Still, the bottom line is that Spain needs a functioning government. Creating one requires cooperation from the Socialists, who vigorously oppose Mr. Rajoy. Given the widespread anxiety and instability elsewhere in Europe, the Socialists should think twice before rejecting any accommodation with Mr. Rajoy’s party, Sunday’s clear front-runner. Mr. Rajoy should also put the welfare of Spain above personal ambition, and consider stepping aside to allow a party member more palatable to the Socialists to lead a government that will address Spanish citizens’ deep yearning for political renewal, transparency and equity.
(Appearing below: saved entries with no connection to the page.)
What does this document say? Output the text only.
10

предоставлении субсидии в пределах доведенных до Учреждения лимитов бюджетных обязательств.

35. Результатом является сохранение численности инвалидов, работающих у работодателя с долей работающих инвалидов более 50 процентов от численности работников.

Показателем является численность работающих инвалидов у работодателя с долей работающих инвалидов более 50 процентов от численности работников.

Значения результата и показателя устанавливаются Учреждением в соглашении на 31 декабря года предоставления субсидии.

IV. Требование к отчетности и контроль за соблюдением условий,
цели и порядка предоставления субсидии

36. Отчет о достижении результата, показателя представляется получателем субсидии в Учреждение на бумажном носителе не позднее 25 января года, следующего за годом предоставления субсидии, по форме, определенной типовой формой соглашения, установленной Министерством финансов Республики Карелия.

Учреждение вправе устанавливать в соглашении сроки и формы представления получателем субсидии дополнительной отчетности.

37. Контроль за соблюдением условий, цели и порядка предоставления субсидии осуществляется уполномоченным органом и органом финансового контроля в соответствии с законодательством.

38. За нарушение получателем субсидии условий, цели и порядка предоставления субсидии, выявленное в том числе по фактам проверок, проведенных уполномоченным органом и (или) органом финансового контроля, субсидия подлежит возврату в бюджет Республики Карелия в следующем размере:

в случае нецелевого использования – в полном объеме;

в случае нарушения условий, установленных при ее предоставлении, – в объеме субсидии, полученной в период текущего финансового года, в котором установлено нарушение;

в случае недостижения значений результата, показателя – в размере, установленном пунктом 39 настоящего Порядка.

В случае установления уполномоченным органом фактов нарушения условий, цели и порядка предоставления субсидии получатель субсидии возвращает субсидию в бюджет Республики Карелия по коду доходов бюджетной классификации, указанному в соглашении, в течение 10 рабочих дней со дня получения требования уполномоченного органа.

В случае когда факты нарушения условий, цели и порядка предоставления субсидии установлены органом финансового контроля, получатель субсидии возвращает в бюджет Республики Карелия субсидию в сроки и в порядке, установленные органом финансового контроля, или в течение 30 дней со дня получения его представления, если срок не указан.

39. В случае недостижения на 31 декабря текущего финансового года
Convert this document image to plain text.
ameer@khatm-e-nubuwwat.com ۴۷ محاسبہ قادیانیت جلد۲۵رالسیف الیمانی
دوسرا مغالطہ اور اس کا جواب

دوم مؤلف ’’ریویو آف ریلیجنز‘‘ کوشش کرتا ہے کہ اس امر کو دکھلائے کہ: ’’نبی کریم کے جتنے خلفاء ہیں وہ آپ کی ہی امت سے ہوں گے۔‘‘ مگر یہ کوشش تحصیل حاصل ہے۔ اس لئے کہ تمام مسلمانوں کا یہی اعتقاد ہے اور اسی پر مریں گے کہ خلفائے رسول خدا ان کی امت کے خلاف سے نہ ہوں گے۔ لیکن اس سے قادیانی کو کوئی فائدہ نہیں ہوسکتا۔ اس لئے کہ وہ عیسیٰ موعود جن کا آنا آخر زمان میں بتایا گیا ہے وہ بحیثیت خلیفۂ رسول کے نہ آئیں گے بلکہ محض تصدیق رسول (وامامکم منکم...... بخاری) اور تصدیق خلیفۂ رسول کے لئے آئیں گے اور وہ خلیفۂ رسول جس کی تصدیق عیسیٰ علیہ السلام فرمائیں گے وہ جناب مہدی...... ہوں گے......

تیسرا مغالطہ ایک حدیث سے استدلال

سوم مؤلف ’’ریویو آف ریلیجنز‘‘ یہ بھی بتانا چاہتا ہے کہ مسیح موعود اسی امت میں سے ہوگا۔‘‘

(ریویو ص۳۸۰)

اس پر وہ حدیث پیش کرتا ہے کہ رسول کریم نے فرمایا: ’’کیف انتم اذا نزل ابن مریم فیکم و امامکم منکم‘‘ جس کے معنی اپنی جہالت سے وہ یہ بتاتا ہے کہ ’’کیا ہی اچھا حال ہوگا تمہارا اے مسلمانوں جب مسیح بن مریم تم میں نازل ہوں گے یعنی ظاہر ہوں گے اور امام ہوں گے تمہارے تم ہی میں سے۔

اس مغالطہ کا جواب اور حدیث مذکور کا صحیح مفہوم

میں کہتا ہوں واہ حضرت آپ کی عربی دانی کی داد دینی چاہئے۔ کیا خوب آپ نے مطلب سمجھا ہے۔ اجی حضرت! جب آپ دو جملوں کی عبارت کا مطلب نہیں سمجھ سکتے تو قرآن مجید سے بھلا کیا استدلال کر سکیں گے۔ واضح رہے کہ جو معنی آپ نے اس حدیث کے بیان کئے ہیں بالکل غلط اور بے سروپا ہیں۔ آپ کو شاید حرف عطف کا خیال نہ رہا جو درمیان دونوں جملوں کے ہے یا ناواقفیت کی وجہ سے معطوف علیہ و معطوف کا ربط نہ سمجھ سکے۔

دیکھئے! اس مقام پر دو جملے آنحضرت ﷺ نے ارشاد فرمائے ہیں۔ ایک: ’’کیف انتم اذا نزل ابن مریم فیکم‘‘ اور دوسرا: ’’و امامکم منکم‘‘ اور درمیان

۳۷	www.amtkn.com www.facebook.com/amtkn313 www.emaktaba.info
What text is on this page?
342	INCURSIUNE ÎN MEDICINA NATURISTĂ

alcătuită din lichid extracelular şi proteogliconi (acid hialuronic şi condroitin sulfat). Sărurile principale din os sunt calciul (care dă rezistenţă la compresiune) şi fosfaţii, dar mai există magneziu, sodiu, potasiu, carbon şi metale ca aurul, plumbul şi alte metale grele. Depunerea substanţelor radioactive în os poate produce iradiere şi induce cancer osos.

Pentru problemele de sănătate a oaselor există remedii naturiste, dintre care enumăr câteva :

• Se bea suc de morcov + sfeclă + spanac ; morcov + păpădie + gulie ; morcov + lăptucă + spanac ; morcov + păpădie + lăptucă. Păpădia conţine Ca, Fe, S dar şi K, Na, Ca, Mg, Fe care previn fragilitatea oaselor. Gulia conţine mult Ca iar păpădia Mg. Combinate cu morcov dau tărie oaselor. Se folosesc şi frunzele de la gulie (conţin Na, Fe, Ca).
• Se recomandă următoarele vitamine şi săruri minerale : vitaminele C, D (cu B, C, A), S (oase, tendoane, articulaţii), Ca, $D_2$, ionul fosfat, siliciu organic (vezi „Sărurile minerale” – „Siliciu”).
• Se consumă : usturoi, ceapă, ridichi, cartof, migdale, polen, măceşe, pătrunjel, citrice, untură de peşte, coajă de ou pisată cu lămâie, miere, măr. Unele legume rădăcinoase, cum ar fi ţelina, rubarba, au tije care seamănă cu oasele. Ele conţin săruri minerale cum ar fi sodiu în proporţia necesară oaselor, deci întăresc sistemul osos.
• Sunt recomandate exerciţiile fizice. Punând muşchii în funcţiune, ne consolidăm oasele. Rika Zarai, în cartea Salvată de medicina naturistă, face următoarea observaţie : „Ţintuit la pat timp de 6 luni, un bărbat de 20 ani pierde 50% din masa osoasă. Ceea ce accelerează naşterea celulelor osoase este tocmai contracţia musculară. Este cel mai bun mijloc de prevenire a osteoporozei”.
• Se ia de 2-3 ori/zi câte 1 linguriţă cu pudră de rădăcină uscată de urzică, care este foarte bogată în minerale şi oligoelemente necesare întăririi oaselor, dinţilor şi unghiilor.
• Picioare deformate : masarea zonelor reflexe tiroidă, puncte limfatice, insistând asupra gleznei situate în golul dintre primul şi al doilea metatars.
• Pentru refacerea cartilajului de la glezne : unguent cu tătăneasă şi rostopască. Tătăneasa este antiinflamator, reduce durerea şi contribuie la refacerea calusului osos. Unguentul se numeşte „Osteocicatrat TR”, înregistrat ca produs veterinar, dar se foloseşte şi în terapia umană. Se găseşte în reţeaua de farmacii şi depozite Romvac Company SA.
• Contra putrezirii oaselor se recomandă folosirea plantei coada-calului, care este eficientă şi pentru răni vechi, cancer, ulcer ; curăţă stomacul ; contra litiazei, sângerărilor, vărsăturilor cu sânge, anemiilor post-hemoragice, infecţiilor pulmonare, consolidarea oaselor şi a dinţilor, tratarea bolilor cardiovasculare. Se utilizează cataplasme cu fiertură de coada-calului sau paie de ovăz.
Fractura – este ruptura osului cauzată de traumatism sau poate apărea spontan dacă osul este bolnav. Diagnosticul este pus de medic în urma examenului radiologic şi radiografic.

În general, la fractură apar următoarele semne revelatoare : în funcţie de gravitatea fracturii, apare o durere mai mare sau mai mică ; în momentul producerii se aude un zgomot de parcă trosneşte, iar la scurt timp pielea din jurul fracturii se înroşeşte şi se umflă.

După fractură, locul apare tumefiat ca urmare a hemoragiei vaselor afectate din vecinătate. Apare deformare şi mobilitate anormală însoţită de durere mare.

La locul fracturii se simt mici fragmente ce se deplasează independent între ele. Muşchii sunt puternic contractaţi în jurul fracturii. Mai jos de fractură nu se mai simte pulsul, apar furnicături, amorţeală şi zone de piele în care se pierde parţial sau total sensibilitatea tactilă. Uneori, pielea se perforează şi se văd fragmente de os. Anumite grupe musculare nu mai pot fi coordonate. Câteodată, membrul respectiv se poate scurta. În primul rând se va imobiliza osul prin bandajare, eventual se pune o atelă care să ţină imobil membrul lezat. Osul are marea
The Socialists don’t seem inclined to join a left-right coalition government. But perhaps they could be persuaded to abstain on an organizing vote in return for PP concessions. Those could include the resignation of Mr. Rajoy, who has already served his country well. New, more charismatic PP leaders could help the center-right cause if they would continue to push the Rajoy agenda.

The Brexit vote has triggered a new round of pessimism over Europe, but the EU is composed of individual countries whose fate is in their own hands. Spain shows that it’s possible for Old Europe to get some new life.

A grand coalition between the PP and Socialists may be neither realistic nor desirable. However, there is an opportunity — and an urgent need — for the two main parties to enter negotiations and try to reach a broad agreement on the path forward. One early test would be whether they can achieve cross-party support to pass a new budget.